Hostess Inc. – Company Bankruptcy and Executive Mismanagement

Hostess Inc., the sweet treat manufacturing company moved to chapter 7 bankruptcy after being under the public spotlight as one of the biggest chapter 11 cases of 2011. The drama that ensued as the company fell from grace included a back and forth between the executive staff at Hostess and the labor union representatives of the Hostess work force. The executive staff attributed the company’s bankruptcy to inflexible agreements controlled by the labor unions. However, recently uncovered were the records of extreme salary and bonus increases for Hostess’s executive staff.

During the financial crisis at Hostess, instead of distributing monetary resources evenly amongst workers and executives, the executive staff decided to allow significant pay increases to the CEO and 8 other executives at Hostess.
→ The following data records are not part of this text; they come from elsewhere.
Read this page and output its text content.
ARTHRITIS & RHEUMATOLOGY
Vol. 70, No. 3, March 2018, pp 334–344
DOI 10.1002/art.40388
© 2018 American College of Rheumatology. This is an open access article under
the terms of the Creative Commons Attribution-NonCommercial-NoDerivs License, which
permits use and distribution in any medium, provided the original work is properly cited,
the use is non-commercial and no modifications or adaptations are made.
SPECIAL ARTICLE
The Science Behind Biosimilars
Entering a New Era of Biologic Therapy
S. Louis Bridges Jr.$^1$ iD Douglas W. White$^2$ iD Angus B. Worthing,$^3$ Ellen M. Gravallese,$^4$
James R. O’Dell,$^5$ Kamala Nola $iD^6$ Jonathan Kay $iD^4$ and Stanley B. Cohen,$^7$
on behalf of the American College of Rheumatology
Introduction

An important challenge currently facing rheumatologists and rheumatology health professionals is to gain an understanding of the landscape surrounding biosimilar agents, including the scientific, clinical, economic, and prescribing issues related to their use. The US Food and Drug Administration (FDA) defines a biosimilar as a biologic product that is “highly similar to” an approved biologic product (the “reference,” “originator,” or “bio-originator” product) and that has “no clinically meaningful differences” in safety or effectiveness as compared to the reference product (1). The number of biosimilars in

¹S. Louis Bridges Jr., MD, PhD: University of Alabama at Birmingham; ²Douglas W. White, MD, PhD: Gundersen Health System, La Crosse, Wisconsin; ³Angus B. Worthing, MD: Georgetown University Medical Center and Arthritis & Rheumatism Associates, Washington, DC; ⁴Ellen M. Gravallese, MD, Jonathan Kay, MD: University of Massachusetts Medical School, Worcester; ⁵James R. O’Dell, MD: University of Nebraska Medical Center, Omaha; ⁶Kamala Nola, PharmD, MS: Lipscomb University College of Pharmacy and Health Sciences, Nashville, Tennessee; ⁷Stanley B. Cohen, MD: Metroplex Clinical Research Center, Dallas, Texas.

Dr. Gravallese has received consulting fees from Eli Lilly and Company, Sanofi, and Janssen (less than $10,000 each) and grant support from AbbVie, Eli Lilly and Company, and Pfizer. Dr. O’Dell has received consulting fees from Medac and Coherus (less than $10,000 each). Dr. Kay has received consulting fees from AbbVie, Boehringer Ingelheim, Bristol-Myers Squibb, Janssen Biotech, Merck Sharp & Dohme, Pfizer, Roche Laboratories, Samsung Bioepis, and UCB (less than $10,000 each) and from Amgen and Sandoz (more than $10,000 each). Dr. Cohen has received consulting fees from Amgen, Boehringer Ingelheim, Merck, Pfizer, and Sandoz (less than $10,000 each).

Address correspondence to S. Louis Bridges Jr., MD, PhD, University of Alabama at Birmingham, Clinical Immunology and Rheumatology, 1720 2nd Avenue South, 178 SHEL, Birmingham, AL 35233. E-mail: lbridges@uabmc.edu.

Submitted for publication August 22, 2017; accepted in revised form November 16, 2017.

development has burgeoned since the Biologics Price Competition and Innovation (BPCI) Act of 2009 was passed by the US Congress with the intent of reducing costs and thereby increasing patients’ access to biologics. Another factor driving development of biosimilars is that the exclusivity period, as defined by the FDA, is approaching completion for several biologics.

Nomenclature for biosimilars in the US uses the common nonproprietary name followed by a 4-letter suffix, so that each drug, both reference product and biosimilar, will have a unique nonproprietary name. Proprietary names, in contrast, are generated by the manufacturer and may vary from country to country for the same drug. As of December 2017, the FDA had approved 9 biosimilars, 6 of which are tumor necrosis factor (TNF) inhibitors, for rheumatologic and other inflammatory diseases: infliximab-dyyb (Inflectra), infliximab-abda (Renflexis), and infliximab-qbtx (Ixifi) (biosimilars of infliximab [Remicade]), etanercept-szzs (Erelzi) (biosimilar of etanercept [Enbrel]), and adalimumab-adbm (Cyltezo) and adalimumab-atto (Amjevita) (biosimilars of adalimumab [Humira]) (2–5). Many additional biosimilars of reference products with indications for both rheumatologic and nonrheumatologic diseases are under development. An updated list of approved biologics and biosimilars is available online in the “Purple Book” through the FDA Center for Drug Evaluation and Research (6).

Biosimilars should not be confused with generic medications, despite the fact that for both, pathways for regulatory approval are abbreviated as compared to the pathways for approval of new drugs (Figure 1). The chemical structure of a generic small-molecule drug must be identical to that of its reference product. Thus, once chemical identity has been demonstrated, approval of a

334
According to the article Hostess Blames Union for Bankruptcy After Tripling CEO’s Pay,

BCTGM members are well aware that as the company was preparing to file for bankruptcy earlier this year, the then CEO of Hostess was awarded a 300 percent raise (from approximately $750,000 to $2,550,000) and at least nine other top executives of the company received massive pay raises. One such executive received a pay increase from $500,000 to $900,000 and another received one taking his salary from $375,000 to $656,256.

As the case continued to develop after initial declaration of bankruptcy, workers were arguably exploited further. According to the Daily Kios,

Hostess took Union members self-funded pensions without their authorization to pay their debts. The pensions will not be paid back under bankruptcy.

Hostess Inc. could be viewed as an example of executive mismanagement at an egregious level with the outcome severely effecting the workers not the executive staff.